ADBEX PROPERTIES LIMITED - Analysis Report
Risk Rating: HIGH
The company exhibits significant solvency concerns due to persistent negative working capital and minimal net asset value. The high level of long-term liabilities compared to assets suggests potential difficulty in meeting obligations.Key Concerns:
- Negative Net Current Assets: The company consistently reports net current liabilities around £79,000, indicating liquidity issues and potential cash flow constraints.
- Low Net Assets/Shareholders’ Funds: Despite a slight improvement in the latest year, net assets remain marginal (£1,079), reflecting weak equity backing and potential insolvency risk.
- Significant Long-Term Creditors: Creditors falling due after more than one year total approximately £178,000, exceeding fixed assets, which may imply over-leverage or reliance on debt financing without sufficient asset cover.
Positive Indicators:
- Timely Filing Compliance: No overdue accounts or confirmation statements, indicating good regulatory compliance and governance discipline.
- Stable Fixed Asset Base: Fixed assets remain constant at £258,600, suggesting some underlying asset value to support operations.
- Experienced Management: Directors and persons with significant control have been in place since incorporation with no negative records, implying stable leadership.
Due Diligence Notes:
- Investigate the nature and terms of the long-term creditors, including repayment schedules and covenants.

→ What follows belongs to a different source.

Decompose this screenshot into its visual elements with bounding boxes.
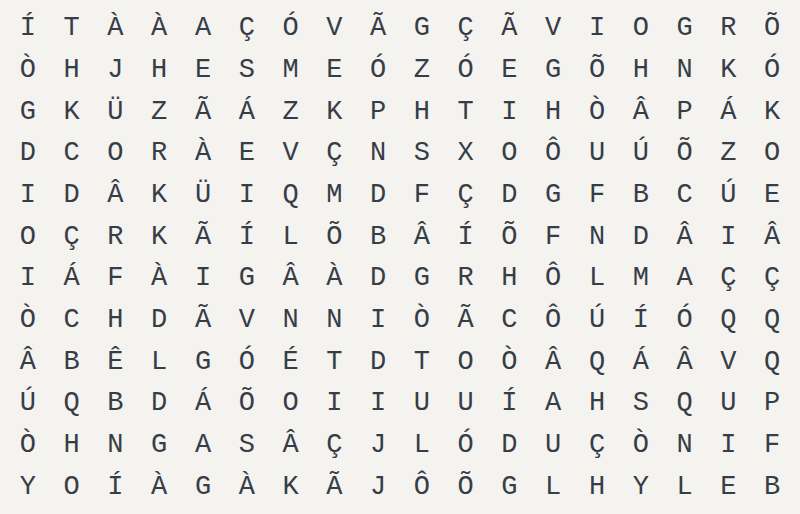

- Review cash flow statements and bank facilities to assess liquidity management and ability to meet short-term obligations.
- Obtain information on business operations and revenue streams to evaluate sustainability and plans to improve financial position.
- Confirm no contingent liabilities or off-balance-sheet exposures that could exacerbate financial risk.
- Clarify the reason for persistent working capital deficits and whether there is shareholder support or plans for capital injection.